Anti-Sex Trafficking, Minus the Trafficking
Anyone who doubts that the current anti-human trafficking push is anything more than a veiled crackdown on prostitution need only steal a glance at this spectacularly bad bill, signed into law yesterday. Or one might take a moment to ponder yesterday's gathering of anti-trafficking enthusiasts—which includes groups I've never known to take any kind of stand on human rights issues, but are sure to fire off a few press releases every time someone, somewhere is having sex for any purpose other than producing a gurgling mini-conservative.
The new and improved version of the Trafficking Victims Protection Act authorizes grants for law enforcement agencies that wish to, among other things "establish, develop, expand, or strengthen programs…to investigate and prosecute persons who engage in the purchase of commercial sex acts" and/or "to educate persons charged with, or convicted of, purchasing or attempting to purchase commercial sex acts." In other words, this initiative, which began as an ill-advised attempt to stop trafficking from places like Cambodia, is now funding grants to "educate" the johns next door.
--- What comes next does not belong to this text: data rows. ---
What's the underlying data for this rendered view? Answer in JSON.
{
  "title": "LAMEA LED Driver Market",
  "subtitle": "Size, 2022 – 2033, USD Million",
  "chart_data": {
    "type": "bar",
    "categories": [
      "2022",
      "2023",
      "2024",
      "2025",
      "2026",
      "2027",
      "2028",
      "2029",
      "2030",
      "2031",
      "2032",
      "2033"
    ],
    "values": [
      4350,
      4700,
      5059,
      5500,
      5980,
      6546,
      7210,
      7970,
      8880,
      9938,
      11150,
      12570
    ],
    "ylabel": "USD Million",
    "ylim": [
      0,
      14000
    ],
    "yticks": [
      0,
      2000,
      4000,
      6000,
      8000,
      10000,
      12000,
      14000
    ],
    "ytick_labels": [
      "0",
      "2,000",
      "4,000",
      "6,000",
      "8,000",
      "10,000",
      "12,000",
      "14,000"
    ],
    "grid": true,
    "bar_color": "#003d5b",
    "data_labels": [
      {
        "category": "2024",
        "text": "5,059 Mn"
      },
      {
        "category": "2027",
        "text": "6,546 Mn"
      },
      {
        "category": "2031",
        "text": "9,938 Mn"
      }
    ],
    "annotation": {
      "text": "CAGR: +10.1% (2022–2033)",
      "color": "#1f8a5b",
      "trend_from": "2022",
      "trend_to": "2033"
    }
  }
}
Nobody knows the scope of the problem this bill purports to fight, but a serious attempt to root out trafficking might start with decriminalization of the sex trade. Independent hookers are in contact with clients who will know where to look for abuses; sex workers also have a financial incentive to report trafficking rings that push down prices. I look forward to the day when the Concerned Women for America are concerned enough to ask for COYOTE's help.